With the start of a new year, what has become increasingly evident to me is how fortunate I am to have strong, faith-filled female friends.

Growing up, I attended Catholic schools and was friends with whomever wanted to hang out with me. My friendships shifted and changed as much as I did. Even though I considered myself to be Catholic and I excelled academically, because my friendships changed so much over the years, at times I became insecure about who was actually a true friend.

During university, I started attracting different kinds of friends, friends from different religious backgrounds, friends who did not believe in God, and friends who shared my faith. It was at that time that I began to realize what friendship was really about.

With two of my atheist friends, something I failed to understand at the time was that I could not be their Catholic saviour. Both of the girls shared with me personal family issues and I was empathetic. But, at the same time, those friends wallowed in self-pity and were quick to put me down while raising themselves up.

I thought that I would be able to share my faith with them but, in reality, I could not even speak to them without receiving a negative response. I could not even voice my discontent. I was passive and too concerned about not hurting their feelings. At the same time, I felt trapped in our friendship.
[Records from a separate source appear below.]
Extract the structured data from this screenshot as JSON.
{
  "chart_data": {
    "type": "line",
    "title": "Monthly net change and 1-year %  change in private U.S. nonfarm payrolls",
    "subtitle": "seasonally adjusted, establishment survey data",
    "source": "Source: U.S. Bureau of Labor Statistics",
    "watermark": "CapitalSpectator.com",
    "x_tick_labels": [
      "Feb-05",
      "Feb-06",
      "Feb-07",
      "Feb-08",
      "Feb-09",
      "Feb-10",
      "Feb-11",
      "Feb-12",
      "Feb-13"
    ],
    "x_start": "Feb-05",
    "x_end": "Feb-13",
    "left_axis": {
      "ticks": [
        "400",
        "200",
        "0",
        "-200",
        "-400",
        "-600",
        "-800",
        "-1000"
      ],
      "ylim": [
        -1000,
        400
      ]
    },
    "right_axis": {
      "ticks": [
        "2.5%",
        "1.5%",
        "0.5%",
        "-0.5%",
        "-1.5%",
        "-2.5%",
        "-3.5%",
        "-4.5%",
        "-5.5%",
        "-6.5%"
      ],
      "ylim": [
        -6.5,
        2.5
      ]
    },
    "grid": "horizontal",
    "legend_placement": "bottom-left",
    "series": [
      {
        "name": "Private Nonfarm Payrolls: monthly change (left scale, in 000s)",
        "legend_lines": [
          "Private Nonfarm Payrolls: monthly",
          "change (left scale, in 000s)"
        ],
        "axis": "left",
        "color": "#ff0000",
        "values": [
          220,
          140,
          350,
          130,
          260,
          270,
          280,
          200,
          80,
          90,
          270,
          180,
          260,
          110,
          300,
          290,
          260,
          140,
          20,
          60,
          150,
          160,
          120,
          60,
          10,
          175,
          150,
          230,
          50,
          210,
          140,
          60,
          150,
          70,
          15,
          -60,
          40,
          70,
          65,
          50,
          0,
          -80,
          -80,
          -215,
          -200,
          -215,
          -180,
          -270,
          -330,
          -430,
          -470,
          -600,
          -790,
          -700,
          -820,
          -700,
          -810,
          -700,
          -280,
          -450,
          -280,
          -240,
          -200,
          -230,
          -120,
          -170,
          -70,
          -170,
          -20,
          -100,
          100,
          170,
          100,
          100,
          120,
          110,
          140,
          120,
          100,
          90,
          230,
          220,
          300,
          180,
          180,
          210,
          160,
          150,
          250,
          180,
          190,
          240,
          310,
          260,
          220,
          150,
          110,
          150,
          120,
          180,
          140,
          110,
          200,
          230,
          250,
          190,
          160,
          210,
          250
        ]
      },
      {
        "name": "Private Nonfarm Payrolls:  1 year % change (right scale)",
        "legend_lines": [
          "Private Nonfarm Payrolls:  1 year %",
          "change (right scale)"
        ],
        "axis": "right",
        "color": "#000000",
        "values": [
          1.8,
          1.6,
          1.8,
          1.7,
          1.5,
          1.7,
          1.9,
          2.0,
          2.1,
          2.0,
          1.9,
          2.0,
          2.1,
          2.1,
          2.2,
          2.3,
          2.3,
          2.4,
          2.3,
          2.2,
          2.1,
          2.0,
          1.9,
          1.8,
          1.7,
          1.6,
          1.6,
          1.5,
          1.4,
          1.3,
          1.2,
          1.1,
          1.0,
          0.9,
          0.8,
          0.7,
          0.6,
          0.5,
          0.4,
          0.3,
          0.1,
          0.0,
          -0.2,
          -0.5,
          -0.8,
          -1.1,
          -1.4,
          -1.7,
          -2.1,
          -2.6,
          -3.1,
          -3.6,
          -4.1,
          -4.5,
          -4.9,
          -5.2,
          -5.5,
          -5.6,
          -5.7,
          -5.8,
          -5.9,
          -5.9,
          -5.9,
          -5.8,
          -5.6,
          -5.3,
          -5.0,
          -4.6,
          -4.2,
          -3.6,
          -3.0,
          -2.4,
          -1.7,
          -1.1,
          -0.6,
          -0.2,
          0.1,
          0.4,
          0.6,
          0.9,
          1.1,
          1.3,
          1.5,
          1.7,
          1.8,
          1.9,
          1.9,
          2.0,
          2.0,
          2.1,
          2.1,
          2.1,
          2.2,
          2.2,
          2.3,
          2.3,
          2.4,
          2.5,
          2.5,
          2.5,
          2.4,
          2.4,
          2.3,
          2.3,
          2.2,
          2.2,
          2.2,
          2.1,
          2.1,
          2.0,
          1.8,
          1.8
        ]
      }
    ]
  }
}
With my Catholic university friends, it was a completely different story. They were intelligent individuals who exuded joy wherever they went. They were supportive, ambitious and caring. I could talk to them about any contentious issue from abortion to euthanasia to marriage, and our views would be in alignment. They were involved in their parishes and they were deeply rooted in Catholicism. They also knew more about Catholicism than me and I really learned from them.

I could be myself around those friends. I did not have to spend my time defending my beliefs. I could laugh with them, pray with them, have deep conversations with them and empathize with them.
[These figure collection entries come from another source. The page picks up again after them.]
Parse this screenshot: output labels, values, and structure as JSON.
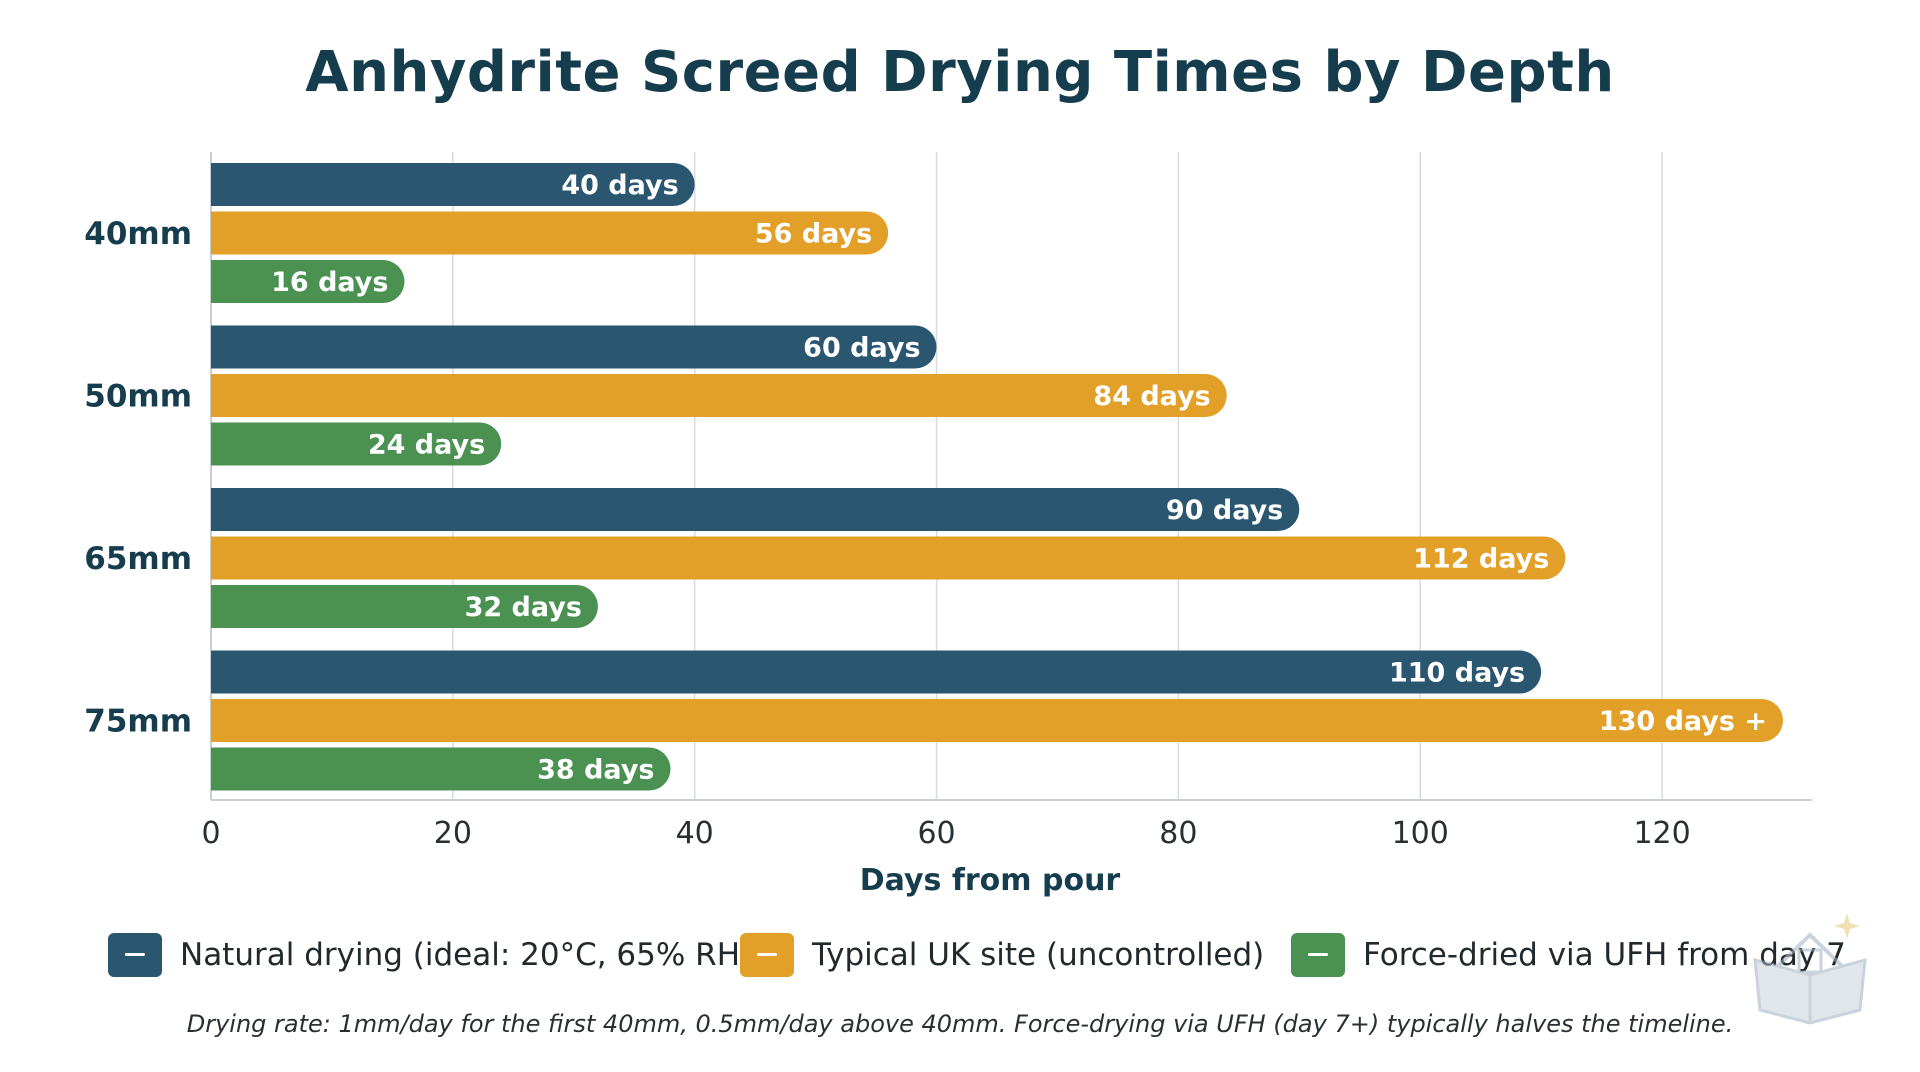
{
  "chart_data": {
    "type": "bar",
    "orientation": "horizontal",
    "title": "Anhydrite Screed Drying Times by Depth",
    "xlabel": "Days from pour",
    "ylabel": "",
    "categories": [
      "40mm",
      "50mm",
      "65mm",
      "75mm"
    ],
    "series": [
      {
        "name": "Natural drying (ideal: 20°C, 65% RH)",
        "color": "#2b5670",
        "values": [
          40,
          60,
          90,
          110
        ],
        "labels": [
          "40 days",
          "60 days",
          "90 days",
          "110 days"
        ]
      },
      {
        "name": "Typical UK site (uncontrolled)",
        "color": "#e3a028",
        "values": [
          56,
          84,
          112,
          130
        ],
        "labels": [
          "56 days",
          "84 days",
          "112 days",
          "130 days +"
        ]
      },
      {
        "name": "Force-dried via UFH from day 7",
        "color": "#4a9152",
        "values": [
          16,
          24,
          32,
          38
        ],
        "labels": [
          "16 days",
          "24 days",
          "32 days",
          "38 days"
        ]
      }
    ],
    "xlim": [
      0,
      130
    ],
    "xticks": [
      0,
      20,
      40,
      60,
      80,
      100,
      120
    ],
    "grid": "vertical",
    "legend_position": "bottom"
  },
  "footnote": "Drying rate: 1mm/day for the first 40mm, 0.5mm/day above 40mm. Force-drying via UFH (day 7+) typically halves the timeline.",
  "watermark": {
    "icon": "book-house-logo-icon"
  }
}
I know now how important it is for my well-being to surround myself with people who I can lift up and who can lift me up in return. The friends in my life inspire me to be a better person every day and I am so grateful to have them.

Although my friends and I are all on different faith journeys and have our own struggles, we all manage to share our joy in the Lord. After all of these years, I know who my true friends are and I would not trade them for the world.

(Montemayor, 23, graduated with a Bachelor of Arts degree in political science from the University of Toronto.)